Connecting with healthcare providers:
A team led by Prof Kameswari Chebrolu of the Dept of CSE/IITB has developed the WWH (World Wide Help) platform, that can connect people requiring help (e.g patients) with those providing help (e.g. health-care providers, doctors). It allows the provision of help remotely to the extent feasible: this is essential during high load and/or lockdown. See https://tinyurl.com/rregaez for details.
Connecting Local Groceries:
While several large stores already have their online ordering apps, many local grocers, vegetable/fruit vendors do not have such apps. In the current situation, it would help in managing demand/supply as well as crowd/queue if local vendors too have online ordering apps. Researchers from Chennai Mathematical Institute and IIT Bombay are in the process of putting together one such app, called SMALL BAG: Shopping Management App for LocaL Buyers And Grocers. A preliminary specification can be found here: https://tinyurl.com/s489as7.
SMALL-BAG has gone live! See https://bit.ly/smallbagpres for a presentation on the E-Token system developed by IIT-Bombay/CMI based team for shopping by local buyers and grocers, goes SMS-based, thus reducing waiting times while ensuring physical distancing.
App-based contact tracing is best if a maximum number of people use the app. For this, buying their trust is of prime importance. In turn, respecting each individual’s privacy is important. In this context, researchers at IIT Bombay are designing (with significant inputs Singapore’s Trace Together app) an open source privacy preserving contact tracing software system, APRiCoT.
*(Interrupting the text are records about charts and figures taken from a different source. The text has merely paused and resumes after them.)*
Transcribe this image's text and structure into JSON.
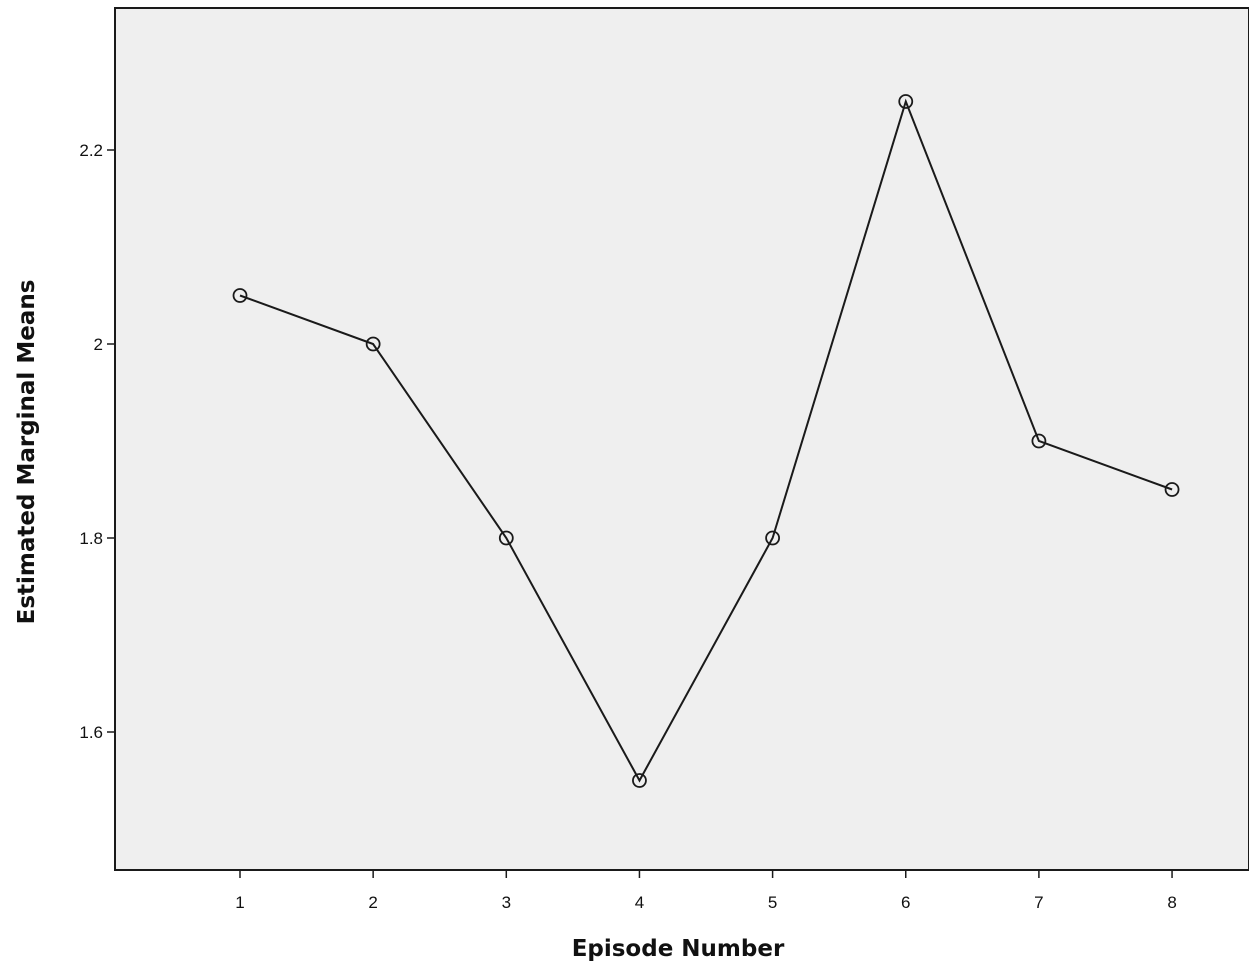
{
  "chart_data": {
    "type": "line",
    "title": "",
    "xlabel": "Episode Number",
    "ylabel": "Estimated Marginal Means",
    "categories": [
      "1",
      "2",
      "3",
      "4",
      "5",
      "6",
      "7",
      "8"
    ],
    "series": [
      {
        "values": [
          2.05,
          2.0,
          1.8,
          1.55,
          1.8,
          2.25,
          1.9,
          1.85
        ]
      }
    ],
    "yticks": [
      "1.6",
      "1.8",
      "2",
      "2.2"
    ],
    "ylim": [
      1.48,
      2.34
    ],
    "grid": false,
    "legend": "none",
    "marker": "open-circle",
    "colors": {
      "plot_background": "#efefef",
      "line": "#1a1a1a",
      "axis": "#1a1a1a",
      "text": "#111111"
    }
  }
}
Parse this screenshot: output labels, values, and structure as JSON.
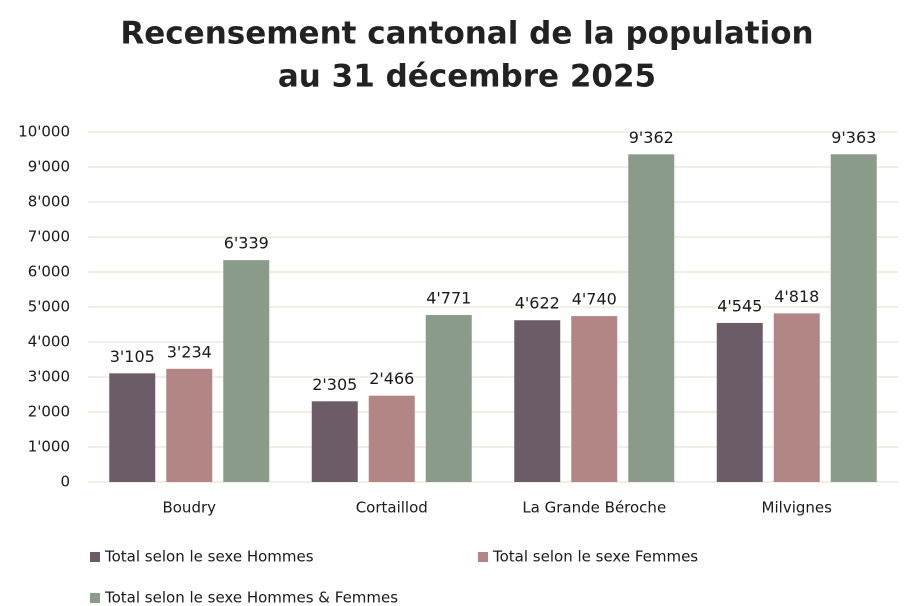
{
  "chart_data": {
    "type": "bar",
    "title": [
      "Recensement cantonal de la population",
      "au 31 décembre 2025"
    ],
    "categories": [
      "Boudry",
      "Cortaillod",
      "La Grande Béroche",
      "Milvignes"
    ],
    "series": [
      {
        "name": "Total selon le sexe Hommes",
        "color": "#6c5c68",
        "values": [
          3105,
          2305,
          4622,
          4545
        ],
        "value_labels": [
          "3'105",
          "2'305",
          "4'622",
          "4'545"
        ]
      },
      {
        "name": "Total selon le sexe Femmes",
        "color": "#b28684",
        "values": [
          3234,
          2466,
          4740,
          4818
        ],
        "value_labels": [
          "3'234",
          "2'466",
          "4'740",
          "4'818"
        ]
      },
      {
        "name": "Total selon le sexe Hommes & Femmes",
        "color": "#8b9b89",
        "values": [
          6339,
          4771,
          9362,
          9363
        ],
        "value_labels": [
          "6'339",
          "4'771",
          "9'362",
          "9'363"
        ]
      }
    ],
    "ylim": [
      0,
      10000
    ],
    "yticks": [
      0,
      {
        "value": 1000,
        "label": "1'000"
      },
      {
        "value": 2000,
        "label": "2'000"
      },
      {
        "value": 3000,
        "label": "3'000"
      },
      {
        "value": 4000,
        "label": "4'000"
      },
      {
        "value": 5000,
        "label": "5'000"
      },
      {
        "value": 6000,
        "label": "6'000"
      },
      {
        "value": 7000,
        "label": "7'000"
      },
      {
        "value": 8000,
        "label": "8'000"
      },
      {
        "value": 9000,
        "label": "9'000"
      },
      {
        "value": 10000,
        "label": "10'000"
      }
    ],
    "grid": true,
    "legend": "bottom"
  }
}
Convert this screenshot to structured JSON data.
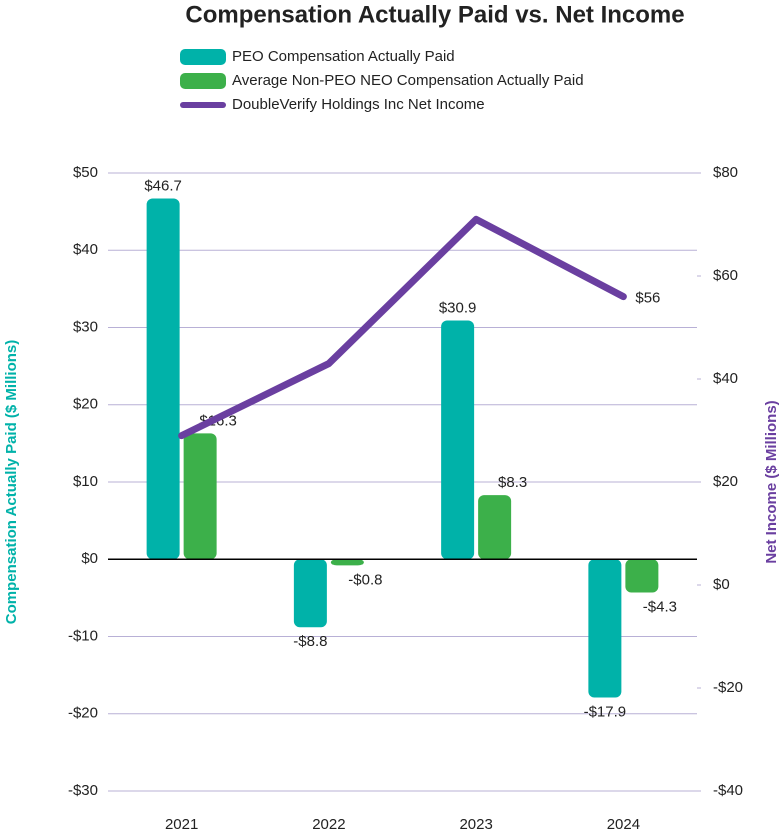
{
  "chart_data": {
    "type": "bar_line",
    "title": "Compensation Actually Paid vs. Net Income",
    "categories": [
      "2021",
      "2022",
      "2023",
      "2024"
    ],
    "series": [
      {
        "name": "PEO Compensation Actually Paid",
        "color": "#00b2a9",
        "values": [
          46.7,
          -8.8,
          30.9,
          -17.9
        ],
        "value_labels": [
          "$46.7",
          "-$8.8",
          "$30.9",
          "-$17.9"
        ]
      },
      {
        "name": "Average Non-PEO NEO Compensation Actually Paid",
        "color": "#3cb04a",
        "values": [
          16.3,
          -0.8,
          8.3,
          -4.3
        ],
        "value_labels": [
          "$16.3",
          "-$0.8",
          "$8.3",
          "-$4.3"
        ]
      },
      {
        "name": "DoubleVerify Holdings Inc Net Income",
        "color": "#6a3fa0",
        "axis": "y2",
        "type": "line",
        "values": [
          29,
          43,
          71,
          56
        ],
        "value_labels": [
          null,
          null,
          null,
          "$56"
        ]
      }
    ],
    "ylabel": "Compensation Actually Paid ($ Millions)",
    "y2label": "Net Income  ($ Millions)",
    "ylim": [
      -30,
      50
    ],
    "yticks": [
      {
        "value": -30,
        "label": "-$30"
      },
      {
        "value": -20,
        "label": "-$20"
      },
      {
        "value": -10,
        "label": "-$10"
      },
      {
        "value": 0,
        "label": "$0"
      },
      {
        "value": 10,
        "label": "$10"
      },
      {
        "value": 20,
        "label": "$20"
      },
      {
        "value": 30,
        "label": "$30"
      },
      {
        "value": 40,
        "label": "$40"
      },
      {
        "value": 50,
        "label": "$50"
      }
    ],
    "y2lim": [
      -40,
      80
    ],
    "y2ticks": [
      {
        "value": -40,
        "label": "-$40"
      },
      {
        "value": -20,
        "label": "-$20"
      },
      {
        "value": 0,
        "label": "$0"
      },
      {
        "value": 20,
        "label": "$20"
      },
      {
        "value": 40,
        "label": "$40"
      },
      {
        "value": 60,
        "label": "$60"
      },
      {
        "value": 80,
        "label": "$80"
      }
    ],
    "grid": true
  }
}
In parallel, researchers from IISc, NCBS Bengaluru and IMSc Chennai have been working on an algorithm for improved contact-tracing via mobile phones. Rather than consider only contacts with known infected people, the algorithm maintains a risk factor for each individual which is updated on encountering risky individuals (for example, if you meet someone at high risk because they have met infected people, your risk is increased too). Though algorithms in current use, such as in Aarogya Setu, are not documented for the public, in simulations their method outperforms a “naive oracle” that considers only contacts with infected people but is aware of the infection status of every person met. It also stores most data locally on the phone and requires minimal use of a central server, mitigating privacy concerns. The manuscript is available here and is under processing on medrxiv.org, and the code is available at https://github.com/rsidd120/EpiTracSim/.
Gram Vaani is a social technology company incubated out of IIT Delhi. It started in 2009, and using simple technologies and social context to design tools, has been able to impact a number of communities both within India, as well as around the world. Using IVR (Interactive Voice Response) and community radio broadcasting systems, it has set up participatory media networks in 25+ districts in Bihar, Jharkhand, UP, MP, Delhi NCR, and Tamil Nadu, enabling the communities to manage and share voice-based content over mobile phones and the web, with over a million users.
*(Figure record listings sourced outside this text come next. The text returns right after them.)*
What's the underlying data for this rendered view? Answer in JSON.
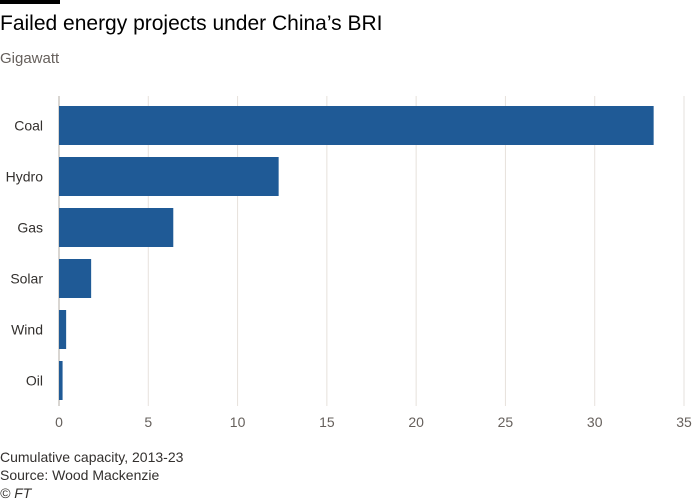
{
  "header": {
    "title": "Failed energy projects under China’s BRI",
    "subtitle": "Gigawatt"
  },
  "footer": {
    "note": "Cumulative capacity, 2013-23",
    "source": "Source: Wood Mackenzie",
    "credit": "© FT"
  },
  "colors": {
    "bar": "#1f5a96",
    "grid": "#e6e1dc",
    "axis": "#b3aca6"
  },
  "chart_data": {
    "type": "bar",
    "orientation": "horizontal",
    "categories": [
      "Coal",
      "Hydro",
      "Gas",
      "Solar",
      "Wind",
      "Oil"
    ],
    "values": [
      33.3,
      12.3,
      6.4,
      1.8,
      0.4,
      0.2
    ],
    "xlim": [
      0,
      35
    ],
    "xticks": [
      0,
      5,
      10,
      15,
      20,
      25,
      30,
      35
    ],
    "grid": true,
    "title": "Failed energy projects under China’s BRI",
    "subtitle": "Gigawatt"
  }
}
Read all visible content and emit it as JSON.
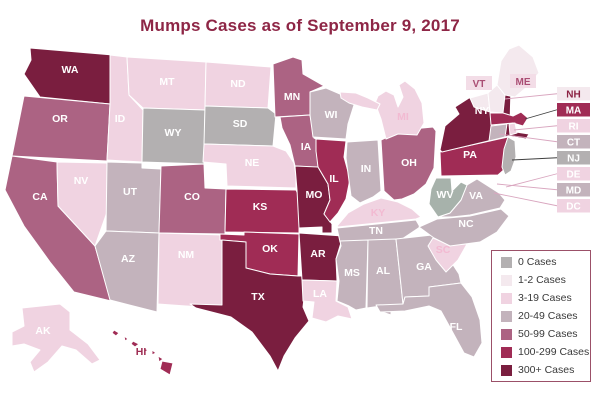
{
  "title": {
    "text": "Mumps Cases as of September 9, 2017",
    "color": "#8e2646"
  },
  "legend": {
    "items": [
      {
        "key": "0",
        "label": "0 Cases",
        "color": "#b3b0b1"
      },
      {
        "key": "1-2",
        "label": "1-2 Cases",
        "color": "#f4e9ee"
      },
      {
        "key": "3-19",
        "label": "3-19 Cases",
        "color": "#f0d3e1"
      },
      {
        "key": "20-49",
        "label": "20-49 Cases",
        "color": "#c3b3bc"
      },
      {
        "key": "50-99",
        "label": "50-99 Cases",
        "color": "#ac6383"
      },
      {
        "key": "100-299",
        "label": "100-299 Cases",
        "color": "#a02c55"
      },
      {
        "key": "300+",
        "label": "300+ Cases",
        "color": "#7a1e3f"
      }
    ]
  },
  "map": {
    "label_color_default": "#ffffff",
    "states": [
      {
        "abbr": "WA",
        "cases": "300+"
      },
      {
        "abbr": "OR",
        "cases": "50-99"
      },
      {
        "abbr": "CA",
        "cases": "50-99"
      },
      {
        "abbr": "NV",
        "cases": "3-19"
      },
      {
        "abbr": "ID",
        "cases": "3-19"
      },
      {
        "abbr": "MT",
        "cases": "3-19"
      },
      {
        "abbr": "WY",
        "cases": "0"
      },
      {
        "abbr": "UT",
        "cases": "20-49"
      },
      {
        "abbr": "CO",
        "cases": "50-99"
      },
      {
        "abbr": "AZ",
        "cases": "20-49"
      },
      {
        "abbr": "NM",
        "cases": "3-19"
      },
      {
        "abbr": "ND",
        "cases": "3-19"
      },
      {
        "abbr": "SD",
        "cases": "0"
      },
      {
        "abbr": "NE",
        "cases": "3-19"
      },
      {
        "abbr": "KS",
        "cases": "100-299"
      },
      {
        "abbr": "OK",
        "cases": "100-299"
      },
      {
        "abbr": "TX",
        "cases": "300+"
      },
      {
        "abbr": "MN",
        "cases": "50-99"
      },
      {
        "abbr": "IA",
        "cases": "50-99"
      },
      {
        "abbr": "MO",
        "cases": "300+"
      },
      {
        "abbr": "AR",
        "cases": "300+"
      },
      {
        "abbr": "LA",
        "cases": "3-19"
      },
      {
        "abbr": "WI",
        "cases": "20-49"
      },
      {
        "abbr": "IL",
        "cases": "100-299"
      },
      {
        "abbr": "IN",
        "cases": "20-49"
      },
      {
        "abbr": "OH",
        "cases": "50-99"
      },
      {
        "abbr": "MI",
        "cases": "3-19",
        "label_color": "#f2bad2"
      },
      {
        "abbr": "KY",
        "cases": "3-19",
        "label_color": "#f2bad2"
      },
      {
        "abbr": "TN",
        "cases": "20-49"
      },
      {
        "abbr": "MS",
        "cases": "20-49"
      },
      {
        "abbr": "AL",
        "cases": "20-49"
      },
      {
        "abbr": "GA",
        "cases": "20-49"
      },
      {
        "abbr": "FL",
        "cases": "20-49"
      },
      {
        "abbr": "SC",
        "cases": "3-19",
        "label_color": "#f2bad2"
      },
      {
        "abbr": "NC",
        "cases": "20-49"
      },
      {
        "abbr": "VA",
        "cases": "20-49"
      },
      {
        "abbr": "WV",
        "cases": "0",
        "color_override": "#a7b2ab"
      },
      {
        "abbr": "PA",
        "cases": "100-299"
      },
      {
        "abbr": "NY",
        "cases": "300+"
      },
      {
        "abbr": "VT",
        "cases": "1-2",
        "no_map_label": true
      },
      {
        "abbr": "NH",
        "cases": "1-2",
        "no_map_label": true
      },
      {
        "abbr": "ME",
        "cases": "1-2",
        "no_map_label": true
      },
      {
        "abbr": "MA",
        "cases": "100-299",
        "no_map_label": true
      },
      {
        "abbr": "CT",
        "cases": "20-49",
        "no_map_label": true
      },
      {
        "abbr": "RI",
        "cases": "3-19",
        "no_map_label": true
      },
      {
        "abbr": "NJ",
        "cases": "0",
        "no_map_label": true
      },
      {
        "abbr": "AK",
        "cases": "3-19"
      },
      {
        "abbr": "HI",
        "cases": "100-299",
        "label_color": "#9e2d53"
      }
    ]
  },
  "callouts": [
    {
      "abbr": "NH",
      "cases": "1-2",
      "text_color": "#8c2344"
    },
    {
      "abbr": "MA",
      "cases": "100-299",
      "text_color": "#ffffff"
    },
    {
      "abbr": "RI",
      "cases": "3-19",
      "text_color": "#ffffff"
    },
    {
      "abbr": "CT",
      "cases": "20-49",
      "text_color": "#ffffff"
    },
    {
      "abbr": "NJ",
      "cases": "0",
      "text_color": "#ffffff"
    },
    {
      "abbr": "DE",
      "cases": "3-19",
      "text_color": "#ffffff"
    },
    {
      "abbr": "MD",
      "cases": "20-49",
      "text_color": "#ffffff"
    },
    {
      "abbr": "DC",
      "cases": "3-19",
      "text_color": "#ffffff"
    }
  ],
  "inset_labels": [
    {
      "abbr": "VT",
      "box_color": "#f3dde7",
      "text_color": "#aa4e74"
    },
    {
      "abbr": "ME",
      "box_color": "#f3dde7",
      "text_color": "#aa4e74"
    }
  ]
}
In response to the COVID-19 crisis, Gram Vaani has additionally started missed-call based IVR Systems in four states through which users can listen to pre-recorded FAQs and other content that they are producing on a regular basis, so that there is clear guidance to the community on the best response to the crisis; inform them if they would like to consult a health worker thus maintaining the quarantine even while seeking assistance; and report any issue that they might be facing such as problems with food, cash, or medical emergencies, so that they get the urgent economic and medical support that they need. A network of their partners and volunteers then endeavour to deliver these services either on their own, or wherever possible, in partnership with the local government. The existence of their communication platforms and their civil society response networks, built and nurtured over the years, allows them to quickly reach vulnerable populations that are not connected to the Internet, and to learn about their issues by interacting with them on a regular basis, so that both immediate and longer-term solutions can be found to address them.